Today as I stood at the clerk’s office filing some papers, I watched a woman burst into tears at the window next to me. He frustration was palpable. She indicated she had gone and sought help and some issue had arisen because the attorney on the other side was still in the case and had not “substituted out”. Attorneys come into the case one of two ways: they file the original Petition for Dissolution with their name on it, or they “substitute in” either for the self-represented party or another attorney.

Family law is “form-driven” which means that unlike other areas of law, where you do not need a lot of forms, family law has mandatory forms that you MUST use or your paperwork will be rejected.

I have an advanced degree and am attorney, and even I end up with documents getting rejected. This is a function of the complexity of the system but also the jury-rigged nature of the procedures. Much law, although artfully designed, is the result of jury-rigging. I do not mean that in the legal context (as in bribing jurors), I mean that the courts are often making things up as they go along. For example, you will have local rules, your California Rules of Court, and your Code of Civil Procedure, all of which may conflict with one another. To be blunt, simply filing something can be maddening.

To file for divorce, have a look at the website for the Sonoma Superior Court. The site shows various “packets” that you can use depending upon the facts of your case. There may be children, no children, assets, no assets, you may want legal separation instead of divorce, there may be a domestic partnership.

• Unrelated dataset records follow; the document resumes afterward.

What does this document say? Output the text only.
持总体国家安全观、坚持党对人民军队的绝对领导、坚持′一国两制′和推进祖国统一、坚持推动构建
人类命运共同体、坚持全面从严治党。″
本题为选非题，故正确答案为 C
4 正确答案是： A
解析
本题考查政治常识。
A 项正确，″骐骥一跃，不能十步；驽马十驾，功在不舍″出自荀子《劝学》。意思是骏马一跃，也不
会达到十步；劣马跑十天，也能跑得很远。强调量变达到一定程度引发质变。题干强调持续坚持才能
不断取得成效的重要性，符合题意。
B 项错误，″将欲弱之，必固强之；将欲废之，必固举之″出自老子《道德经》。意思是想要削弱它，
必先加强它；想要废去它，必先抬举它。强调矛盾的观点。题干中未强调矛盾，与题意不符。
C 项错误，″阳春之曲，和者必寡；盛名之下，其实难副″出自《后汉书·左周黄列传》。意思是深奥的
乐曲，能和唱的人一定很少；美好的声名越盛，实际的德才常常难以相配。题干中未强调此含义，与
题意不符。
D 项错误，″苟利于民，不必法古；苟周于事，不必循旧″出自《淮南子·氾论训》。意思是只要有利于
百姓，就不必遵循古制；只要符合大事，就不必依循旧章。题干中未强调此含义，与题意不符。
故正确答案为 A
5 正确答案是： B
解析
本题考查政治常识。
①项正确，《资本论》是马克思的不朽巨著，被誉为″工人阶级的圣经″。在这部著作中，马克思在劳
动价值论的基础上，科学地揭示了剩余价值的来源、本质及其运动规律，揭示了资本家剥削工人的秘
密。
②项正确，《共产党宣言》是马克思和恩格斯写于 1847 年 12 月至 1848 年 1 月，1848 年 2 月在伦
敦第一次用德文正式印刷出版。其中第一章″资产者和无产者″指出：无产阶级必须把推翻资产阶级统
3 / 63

The system is not deliberately confusing, the problem is that relationships are factually complex and the procedures are created by people who seldom themselves use the system. Although there are some good examples of relatively simply processes (small claims, for example) where the forms are well-designed, most of them are simply not. It is good to have someone experienced to help you through them.

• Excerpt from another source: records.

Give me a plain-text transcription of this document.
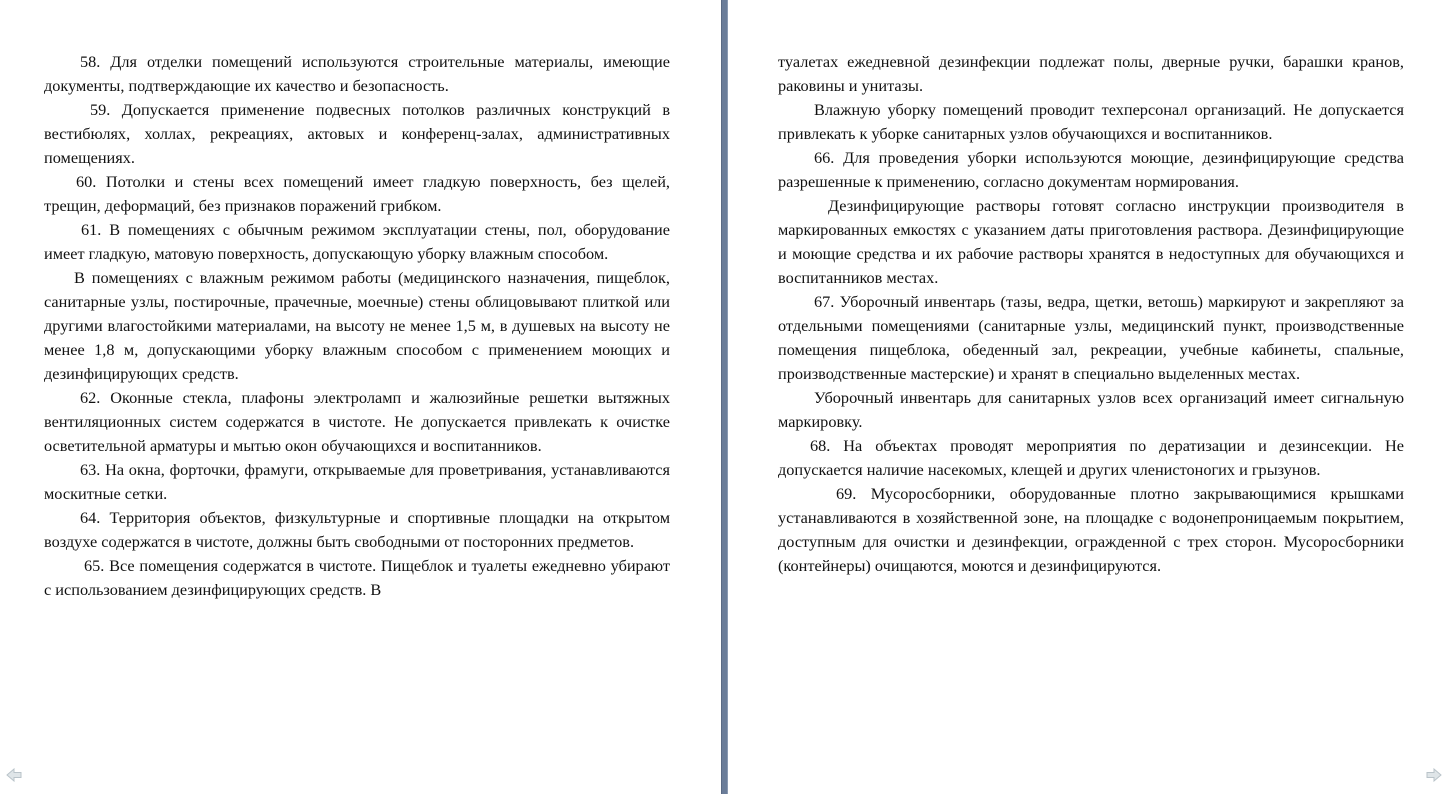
58. Для отделки помещений используются строительные материалы, имеющие документы, подтверждающие их качество и безопасность.

59. Допускается применение подвесных потолков различных конструкций в вестибюлях, холлах, рекреациях, актовых и конференц-залах, административных помещениях.

60. Потолки и стены всех помещений имеет гладкую поверхность, без щелей, трещин, деформаций, без признаков поражений грибком.

61. В помещениях с обычным режимом эксплуатации стены, пол, оборудование имеет гладкую, матовую поверхность, допускающую уборку влажным способом.

В помещениях с влажным режимом работы (медицинского назначения, пищеблок, санитарные узлы, постирочные, прачечные, моечные) стены облицовывают плиткой или другими влагостойкими материалами, на высоту не менее 1,5 м, в душевых на высоту не менее 1,8 м, допускающими уборку влажным способом с применением моющих и дезинфицирующих средств.

62. Оконные стекла, плафоны электроламп и жалюзийные решетки вытяжных вентиляционных систем содержатся в чистоте. Не допускается привлекать к очистке осветительной арматуры и мытью окон обучающихся и воспитанников.

63. На окна, форточки, фрамуги, открываемые для проветривания, устанавливаются москитные сетки.

64. Территория объектов, физкультурные и спортивные площадки на открытом воздухе содержатся в чистоте, должны быть свободными от посторонних предметов.

65. Все помещения содержатся в чистоте. Пищеблок и туалеты ежедневно убирают с использованием дезинфицирующих средств. В

туалетах ежедневной дезинфекции подлежат полы, дверные ручки, барашки кранов, раковины и унитазы.

Влажную уборку помещений проводит техперсонал организаций. Не допускается привлекать к уборке санитарных узлов обучающихся и воспитанников.

66. Для проведения уборки используются моющие, дезинфицирующие средства разрешенные к применению, согласно документам нормирования.

Дезинфицирующие растворы готовят согласно инструкции производителя в маркированных емкостях с указанием даты приготовления раствора. Дезинфицирующие и моющие средства и их рабочие растворы хранятся в недоступных для обучающихся и воспитанников местах.

67. Уборочный инвентарь (тазы, ведра, щетки, ветошь) маркируют и закрепляют за отдельными помещениями (санитарные узлы, медицинский пункт, производственные помещения пищеблока, обеденный зал, рекреации, учебные кабинеты, спальные, производственные мастерские) и хранят в специально выделенных местах.

Уборочный инвентарь для санитарных узлов всех организаций имеет сигнальную маркировку.

68. На объектах проводят мероприятия по дератизации и дезинсекции. Не допускается наличие насекомых, клещей и других членистоногих и грызунов.

69. Мусоросборники, оборудованные плотно закрывающимися крышками устанавливаются в хозяйственной зоне, на площадке с водонепроницаемым покрытием, доступным для очистки и дезинфекции, огражденной с трех сторон. Мусоросборники (контейнеры) очищаются, моются и дезинфицируются.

If you find yourself frustrated with the process, hiring an attorney can take some of the pain away.

The first step is to file petition for dissolution and serve it on the other side. Then they either respond or not. Either way, the next step is to get a judgment, either through a court decision or an agreement. Everything that happens in between the filing of the Petition and the Judgment is where most of the action takes place. If you think you can handle it, then great. If not, just remember, a lawyer now is usually cheaper than a lawyer later.